What is AIDS?
Human Immunodeficiency Virus (HIV) is an RNA virus (known as a retrovirus) that specifically attacks the immune system, which affects your ability to fight other infections. HIV infects CD4 cells, which are white blood cells that play an essential role in the immune response to infection. Without treatment, the virus multiplies and spreads, and the amount of virus in your body increases, while at the same time, the number of CD4 cells decreases. Eventually, the immune system becomes severely damaged and is unable to fight infection, leading to an increased risk of opportunistic infection, which is an infection that the body usually can fight when not immunocompromised. This stage of HIV infection is called Acquired Immune Deficiency Syndrome (AIDS) and is potentially life-threatening.
How do antiretrovirals work?
Antiretrovirals are used to treat HIV infection, and are designed to prevent the replication of the virus. The aim of antiretroviral treatment is to reduce the amount of virus in the body (viral load) down to a low level and prevent the spread of HIV. Antiretrovirals do not kill the virus. Once HIV replication is reduced, the numbers of CD4 cells can increase, so that the immune system can recover, and further damage is prevented. Antiretroviral therapy uses a combination of different drugs that work by attacking a different stage of the viral replication process. Using a combination of drugs reduces the risk of the virus becoming resistant. Some of these combination medications are supplied as a single tablet containing a fixed dose of two or three drugs.

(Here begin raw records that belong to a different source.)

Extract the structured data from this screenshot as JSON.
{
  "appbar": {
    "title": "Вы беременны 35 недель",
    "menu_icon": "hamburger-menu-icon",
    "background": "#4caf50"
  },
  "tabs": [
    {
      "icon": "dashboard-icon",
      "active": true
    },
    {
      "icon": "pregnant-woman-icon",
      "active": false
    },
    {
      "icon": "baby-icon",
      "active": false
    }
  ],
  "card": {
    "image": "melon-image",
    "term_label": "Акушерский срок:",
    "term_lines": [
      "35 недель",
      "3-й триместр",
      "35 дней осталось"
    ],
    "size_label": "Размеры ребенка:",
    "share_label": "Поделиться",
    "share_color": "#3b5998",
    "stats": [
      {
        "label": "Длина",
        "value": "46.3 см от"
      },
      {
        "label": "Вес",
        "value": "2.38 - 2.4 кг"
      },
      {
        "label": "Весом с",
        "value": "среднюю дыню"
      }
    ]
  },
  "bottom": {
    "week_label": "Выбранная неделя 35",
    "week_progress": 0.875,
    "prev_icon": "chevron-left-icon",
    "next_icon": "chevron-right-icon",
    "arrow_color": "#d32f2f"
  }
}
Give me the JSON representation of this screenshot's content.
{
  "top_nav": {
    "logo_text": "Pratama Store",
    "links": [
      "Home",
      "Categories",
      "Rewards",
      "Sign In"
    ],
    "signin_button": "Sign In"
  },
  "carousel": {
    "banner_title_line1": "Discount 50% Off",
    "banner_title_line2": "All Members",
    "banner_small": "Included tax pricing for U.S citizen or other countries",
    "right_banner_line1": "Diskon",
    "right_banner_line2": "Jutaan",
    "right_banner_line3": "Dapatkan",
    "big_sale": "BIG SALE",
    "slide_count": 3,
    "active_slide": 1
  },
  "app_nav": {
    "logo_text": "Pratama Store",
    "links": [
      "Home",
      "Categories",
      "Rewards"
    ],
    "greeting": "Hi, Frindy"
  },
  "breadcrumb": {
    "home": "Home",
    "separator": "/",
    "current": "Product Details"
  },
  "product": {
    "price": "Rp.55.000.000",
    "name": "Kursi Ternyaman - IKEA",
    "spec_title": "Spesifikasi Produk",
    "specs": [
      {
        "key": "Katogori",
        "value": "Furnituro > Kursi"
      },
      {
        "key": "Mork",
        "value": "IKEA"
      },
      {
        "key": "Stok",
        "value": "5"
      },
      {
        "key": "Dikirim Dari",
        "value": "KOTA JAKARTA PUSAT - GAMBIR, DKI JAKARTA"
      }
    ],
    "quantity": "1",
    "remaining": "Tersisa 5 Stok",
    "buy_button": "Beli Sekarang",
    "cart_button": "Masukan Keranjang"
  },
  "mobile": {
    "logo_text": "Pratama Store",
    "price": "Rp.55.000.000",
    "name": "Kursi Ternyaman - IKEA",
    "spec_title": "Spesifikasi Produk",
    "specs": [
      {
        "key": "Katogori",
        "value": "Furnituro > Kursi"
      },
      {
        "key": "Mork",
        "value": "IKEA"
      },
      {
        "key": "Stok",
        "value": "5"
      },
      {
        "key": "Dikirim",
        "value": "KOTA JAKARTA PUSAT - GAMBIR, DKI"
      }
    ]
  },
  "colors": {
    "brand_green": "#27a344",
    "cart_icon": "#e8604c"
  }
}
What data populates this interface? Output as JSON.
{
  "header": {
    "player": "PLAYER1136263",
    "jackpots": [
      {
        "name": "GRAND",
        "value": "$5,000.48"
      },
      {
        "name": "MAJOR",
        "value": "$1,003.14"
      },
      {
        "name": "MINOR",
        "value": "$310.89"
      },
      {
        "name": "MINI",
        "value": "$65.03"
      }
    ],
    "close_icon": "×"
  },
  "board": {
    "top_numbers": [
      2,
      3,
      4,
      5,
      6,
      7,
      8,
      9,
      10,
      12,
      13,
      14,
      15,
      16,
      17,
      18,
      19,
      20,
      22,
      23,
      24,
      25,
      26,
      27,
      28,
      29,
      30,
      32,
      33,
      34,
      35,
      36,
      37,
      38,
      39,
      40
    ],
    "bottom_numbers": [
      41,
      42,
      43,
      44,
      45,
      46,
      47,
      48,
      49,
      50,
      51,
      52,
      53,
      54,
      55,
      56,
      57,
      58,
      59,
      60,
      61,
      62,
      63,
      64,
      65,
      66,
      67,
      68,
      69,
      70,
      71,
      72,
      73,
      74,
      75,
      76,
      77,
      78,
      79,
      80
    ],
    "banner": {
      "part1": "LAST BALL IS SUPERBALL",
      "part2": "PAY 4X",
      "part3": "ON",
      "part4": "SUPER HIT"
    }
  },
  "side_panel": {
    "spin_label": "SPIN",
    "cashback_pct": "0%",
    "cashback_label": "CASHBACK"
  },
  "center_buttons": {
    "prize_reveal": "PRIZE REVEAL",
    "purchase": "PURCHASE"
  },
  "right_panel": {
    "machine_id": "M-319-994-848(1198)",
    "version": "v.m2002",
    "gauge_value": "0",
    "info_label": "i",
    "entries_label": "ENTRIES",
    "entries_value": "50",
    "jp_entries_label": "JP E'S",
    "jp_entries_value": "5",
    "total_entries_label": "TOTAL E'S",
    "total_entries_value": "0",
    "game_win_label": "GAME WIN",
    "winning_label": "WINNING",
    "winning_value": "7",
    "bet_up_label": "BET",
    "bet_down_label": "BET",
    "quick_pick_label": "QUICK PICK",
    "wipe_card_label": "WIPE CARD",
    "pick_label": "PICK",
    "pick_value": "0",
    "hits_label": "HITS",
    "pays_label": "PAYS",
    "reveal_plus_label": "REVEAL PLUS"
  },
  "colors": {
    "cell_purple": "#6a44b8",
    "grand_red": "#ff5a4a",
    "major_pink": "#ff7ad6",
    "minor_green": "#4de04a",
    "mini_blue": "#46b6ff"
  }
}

Types of antiretroviral drugs include:
- Reverse transcriptase (RT) inhibitors. RT is a virus-specific enzyme needed for HIV replication. There are two types of RT inhibitor that work by different mechanisms:
- nucleoside analogue reverse transcriptase inhibitor (NRTI), such as tenofovir and zidovudine
- non-nucleoside reverse transcriptase inhibitor (NNRTI), such as efavirenz and nevirapine.
- The viral protease enzyme is another drug target. This enzyme is needed to allow the mature active virus to be released and infect new cells. These drugs include ritonavir and indinavir.